With that as the backdrop, here's a rundown of the five most important and most actionable steps anyone can take right away to begin their 20-year journey from being broke to having $1 million in savings. Notice that saving money is just as important as earning it -- as long as money that's saved is put to work in constructive ways.
Pay off your (most expensive) debt
It's painfully obvious but needs to be said all the same: The financial damage that debt can inflict is far greater than any investment gains you may be able to reliably achieve on a comparable amount of capital. You can count on paying interest on money you've borrowed, but you can't rely on money you put at risk in search of growth generating consistent returns -- or even any returns at all in the short run. .
This isn't an absolute. Some debt makes good sense. Mortgages on personal residences, for instance, tend to be offered at lower rates and are used to purchase an asset that increases in value over time.
Other debt, however, can be shockingly destructive. And credit cards can be the worst. For perspective, making the minimum payment on a credit card balance of $5,000 carried at a typical interest rate of 16% will take 22 years and a total of $11,126 to fully pay off.
Before doing anything else, do whatever it takes to get the high-interest "debt monkey" off your back.
Take advantage of employer contributions to workers' retirement accounts
Not every investor will enjoy this option, but employees of companies offering 401(k) plans and SIMPLE IRA plans will be pleased to learn their employer is handing out free money in the form of retirement plan contributions. For SIMPLE IRAs, companies can match an employee's contribution up to between 1% and 3% of his or her total earnings. For 401(k) plans, a company can match as much as 100% of an employee's contribution up to a limit calculated as a percentage of his or her salary. These contribution schemes can vary widely.
Unfortunately, many employer-sponsored retirement plans chip in nothing. You'll have to check with your company for the specifics.

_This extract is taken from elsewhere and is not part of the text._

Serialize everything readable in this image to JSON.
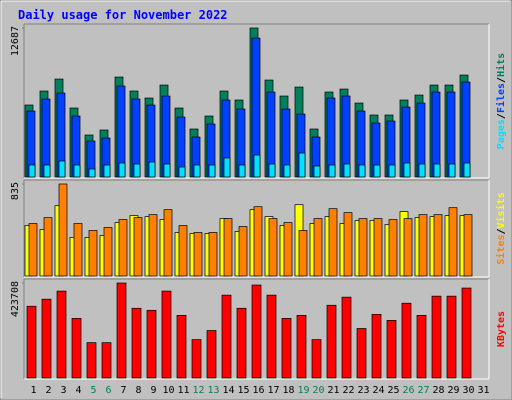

Put $1,500 into the stock market...every month
Assuming an average 9% return on stocks, an investment of $1,500 each and every month for the next 20 years should grow to just a little over $1 million. That's the power of compounding investment returns.

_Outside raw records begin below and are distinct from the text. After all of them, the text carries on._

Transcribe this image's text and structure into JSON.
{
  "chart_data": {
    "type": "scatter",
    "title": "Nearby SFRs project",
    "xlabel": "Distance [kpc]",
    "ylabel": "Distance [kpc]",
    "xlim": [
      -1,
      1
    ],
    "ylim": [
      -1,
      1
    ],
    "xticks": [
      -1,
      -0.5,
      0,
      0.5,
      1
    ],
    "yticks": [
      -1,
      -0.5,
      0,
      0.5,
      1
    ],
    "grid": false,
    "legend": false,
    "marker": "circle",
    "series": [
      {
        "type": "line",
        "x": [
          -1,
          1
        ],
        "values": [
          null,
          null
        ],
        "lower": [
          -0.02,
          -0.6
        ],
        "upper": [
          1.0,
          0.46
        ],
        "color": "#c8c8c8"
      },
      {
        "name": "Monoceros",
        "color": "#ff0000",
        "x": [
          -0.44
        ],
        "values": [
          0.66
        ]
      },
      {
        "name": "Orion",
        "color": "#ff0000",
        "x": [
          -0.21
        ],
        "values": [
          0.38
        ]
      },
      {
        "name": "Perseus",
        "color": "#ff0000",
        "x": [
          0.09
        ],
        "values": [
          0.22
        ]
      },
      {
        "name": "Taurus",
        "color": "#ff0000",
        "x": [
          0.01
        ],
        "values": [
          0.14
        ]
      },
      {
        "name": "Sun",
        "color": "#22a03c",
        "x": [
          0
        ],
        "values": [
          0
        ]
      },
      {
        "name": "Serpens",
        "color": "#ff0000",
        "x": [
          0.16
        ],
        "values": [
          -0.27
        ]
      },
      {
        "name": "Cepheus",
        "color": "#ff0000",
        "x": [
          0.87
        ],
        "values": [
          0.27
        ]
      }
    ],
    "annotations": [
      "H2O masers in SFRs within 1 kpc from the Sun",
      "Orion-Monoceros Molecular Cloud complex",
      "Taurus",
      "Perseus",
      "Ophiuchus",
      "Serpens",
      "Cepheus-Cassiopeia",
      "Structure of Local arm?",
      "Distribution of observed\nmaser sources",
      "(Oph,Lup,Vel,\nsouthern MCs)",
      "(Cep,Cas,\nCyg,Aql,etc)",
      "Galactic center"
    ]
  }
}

It's probably a daunting figure for the typical investor. The Bureau of Labor Statistics says the average worker in the U.S. makes on the order of $50,000 per year, while the average household annually earns less than $70,000. After taxes and the bills incurred just by living life, there's rarely $1,500 per month left over.
Don't sweat it too much though. You may not have that sort of disposable income right now, but you'll likely be earning more later. Besides, the next two steps both steer you toward greater disposable income sooner than later.

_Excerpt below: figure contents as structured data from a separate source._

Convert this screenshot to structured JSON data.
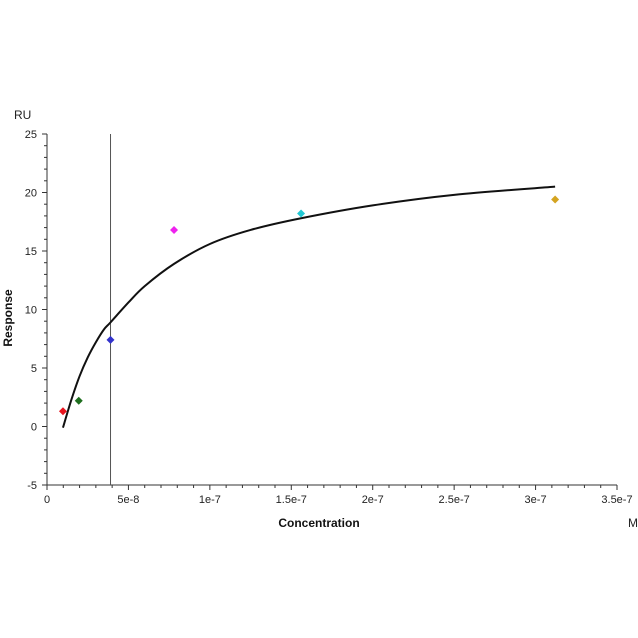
{
  "chart_data": {
    "type": "scatter",
    "xlabel": "Concentration",
    "ylabel": "Response",
    "x_unit": "M",
    "y_unit": "RU",
    "xlim": [
      0,
      3.5e-07
    ],
    "ylim": [
      -5,
      25
    ],
    "x_ticks": [
      {
        "value": 0,
        "label": "0"
      },
      {
        "value": 5e-08,
        "label": "5e-8"
      },
      {
        "value": 1e-07,
        "label": "1e-7"
      },
      {
        "value": 1.5e-07,
        "label": "1.5e-7"
      },
      {
        "value": 2e-07,
        "label": "2e-7"
      },
      {
        "value": 2.5e-07,
        "label": "2.5e-7"
      },
      {
        "value": 3e-07,
        "label": "3e-7"
      },
      {
        "value": 3.5e-07,
        "label": "3.5e-7"
      }
    ],
    "y_ticks": [
      {
        "value": 25,
        "label": "25"
      },
      {
        "value": 20,
        "label": "20"
      },
      {
        "value": 15,
        "label": "15"
      },
      {
        "value": 10,
        "label": "10"
      },
      {
        "value": 5,
        "label": "5"
      },
      {
        "value": 0,
        "label": "0"
      },
      {
        "value": -5,
        "label": "-5"
      }
    ],
    "grid": false,
    "points": [
      {
        "x": 9.8e-09,
        "y": 1.3,
        "color": "#e8141e"
      },
      {
        "x": 1.95e-08,
        "y": 2.2,
        "color": "#1e6e1e"
      },
      {
        "x": 3.9e-08,
        "y": 7.4,
        "color": "#3333cc"
      },
      {
        "x": 7.8e-08,
        "y": 16.8,
        "color": "#ee22ee"
      },
      {
        "x": 1.56e-07,
        "y": 18.2,
        "color": "#22c8d4"
      },
      {
        "x": 3.12e-07,
        "y": 19.4,
        "color": "#d4a420"
      }
    ],
    "fit_curve": [
      {
        "x": 9.8e-09,
        "y": -0.1
      },
      {
        "x": 1.5e-08,
        "y": 2.3
      },
      {
        "x": 2e-08,
        "y": 4.3
      },
      {
        "x": 2.5e-08,
        "y": 5.9
      },
      {
        "x": 3e-08,
        "y": 7.2
      },
      {
        "x": 3.5e-08,
        "y": 8.3
      },
      {
        "x": 3.9e-08,
        "y": 8.9
      },
      {
        "x": 5e-08,
        "y": 10.6
      },
      {
        "x": 6e-08,
        "y": 12.0
      },
      {
        "x": 7.8e-08,
        "y": 13.9
      },
      {
        "x": 1e-07,
        "y": 15.6
      },
      {
        "x": 1.25e-07,
        "y": 16.8
      },
      {
        "x": 1.56e-07,
        "y": 17.8
      },
      {
        "x": 2e-07,
        "y": 18.9
      },
      {
        "x": 2.5e-07,
        "y": 19.8
      },
      {
        "x": 3.12e-07,
        "y": 20.5
      }
    ],
    "fit_color": "#111111",
    "vertical_marker": {
      "x": 3.9e-08,
      "color": "#555555"
    }
  }
}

Buy a home, and then live in it for the long haul
Admittedly, it's not a plan that works for everyone. Some younger workers may need to accept another job offer in another place. In some markets, homes are prohibitively more expensive than renting an apartment is.
For anyone willing and able to stay put for a while though, home ownership can be a savvy financial move.
Sure, there's the whole "building equity" thing. That's nice. Real estate also tends to increase in value over time. Even if its price growth isn't consistent, home prices increase in value at a pace of about 4% per year.
That's not the only or the biggest upside of home ownership, however. A largely overlooked nuance of a mortgage payment is that while home values, prices, and incomes rise during the life of that mortgage, the payment on a fixed mortgage stays the same throughout the lifetime of the loan. Resisting the urge to upgrade your home -- and pumping up your monthly payment as a result -- can prove to be its own kind of windfall. This alone could eventually produce the aforementioned extra $1,500 per month to sock away in the stock market.
Start a side hustle you love
Finally, there's a lot to be said for starting a side hustle. Generating an extra $1,500 with it every month is certainly possible.
Side hustles can just be second jobs. But I think starting an actual business has greater upside.
However, to be successful, I think a side hustle business has to meet three conditions. First, it's got to be something you love doing. Second, it's also got to be a legitimate business; merely finding people to do your hobby with you isn't a recipe for success. And third, it's got to be a business that's simple and cheap to run, and scalable with no extra cost or time.
If any one piece of that triad is missing, a part-time entrepreneurship will never quite thrive. The good news is, most everyone's got some sort of passion they can monetize from their kitchen table a couple of times a week.
And a smart side hustle can certainly be worth the time and effort. While most hustlers only earn a few hundred bucks a month, some make well over $1,000. The bigger earners, of course, take their small businesses pretty seriously.